For her, religion is a motivator "to take on things that are wrong," said J. Charles Merrill, former senior pastor at University United Methodist Church in Austin, where Ms. Richards attended services.

She is grateful that her work with the Texas Freedom Network, and a subsidiary, the Texas Faith Network, a group of religious leaders dedicated to "politics of community and compassion," put her more in touch with her "personal faith beliefs."

No matter what she does, Cecile Richards will always be known in Texas as the former governor's daughter. The two women are close, and that closeness will be needed as the family faces Ann Richards' recent cancer diagnosis.
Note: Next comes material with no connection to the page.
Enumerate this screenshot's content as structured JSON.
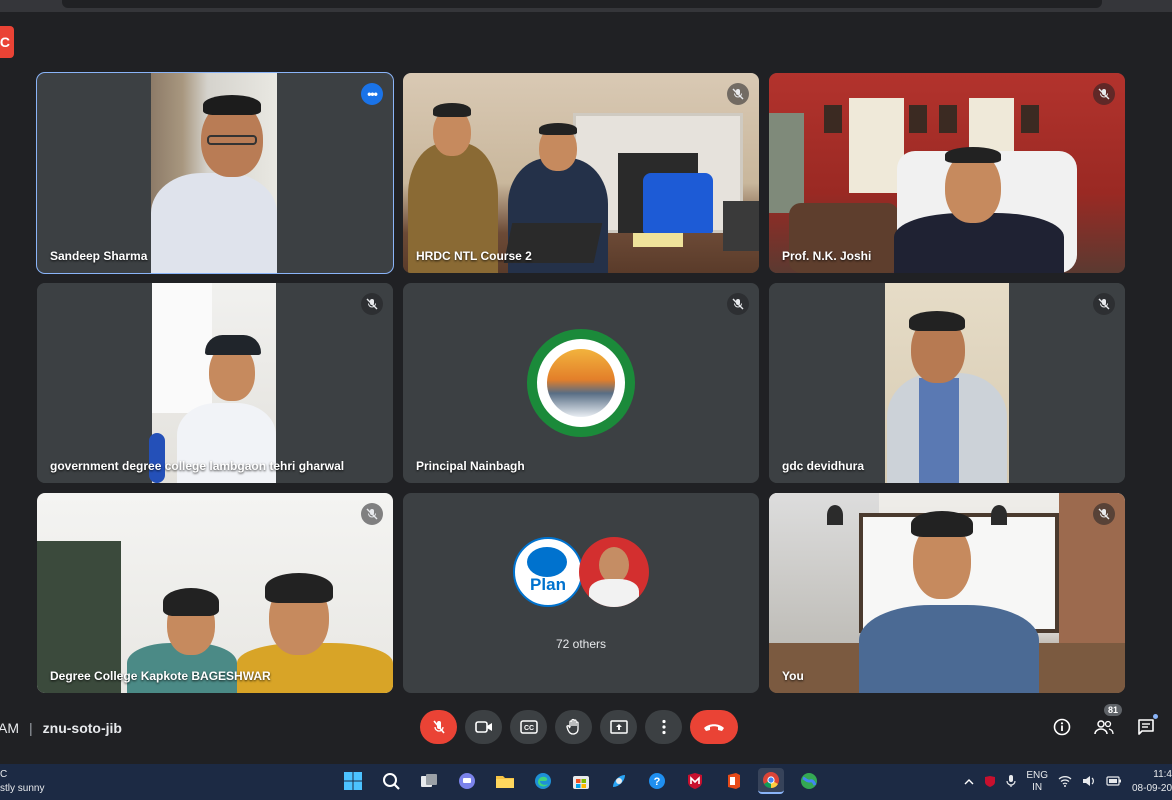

There, she worked with media mogul Ted Turner's private foundation, focusing on reproductive rights. She then joined the staff of Rep. Nancy Pelosi, D-Calif. In 2003, she helped start America Votes, a nonpartisan group dedicated to increasing voter participation. The group has brought together influential organizations, including Emily's List, the Sierra Club and Planned Parenthood.

Ms. Richards said her appointment to head Planned Parenthood feels like coming home. Reproductive rights has been "one of the most fundamental issues that I feel strongly about," she said.

But coming home doesn't mean following in her mother's political footsteps - even though some Democrats, including Mom, have encouraged her to do so.

Everyone has to decide how to make a contribution to society, she said. "I like to work with people to build organizations. I think that's my calling."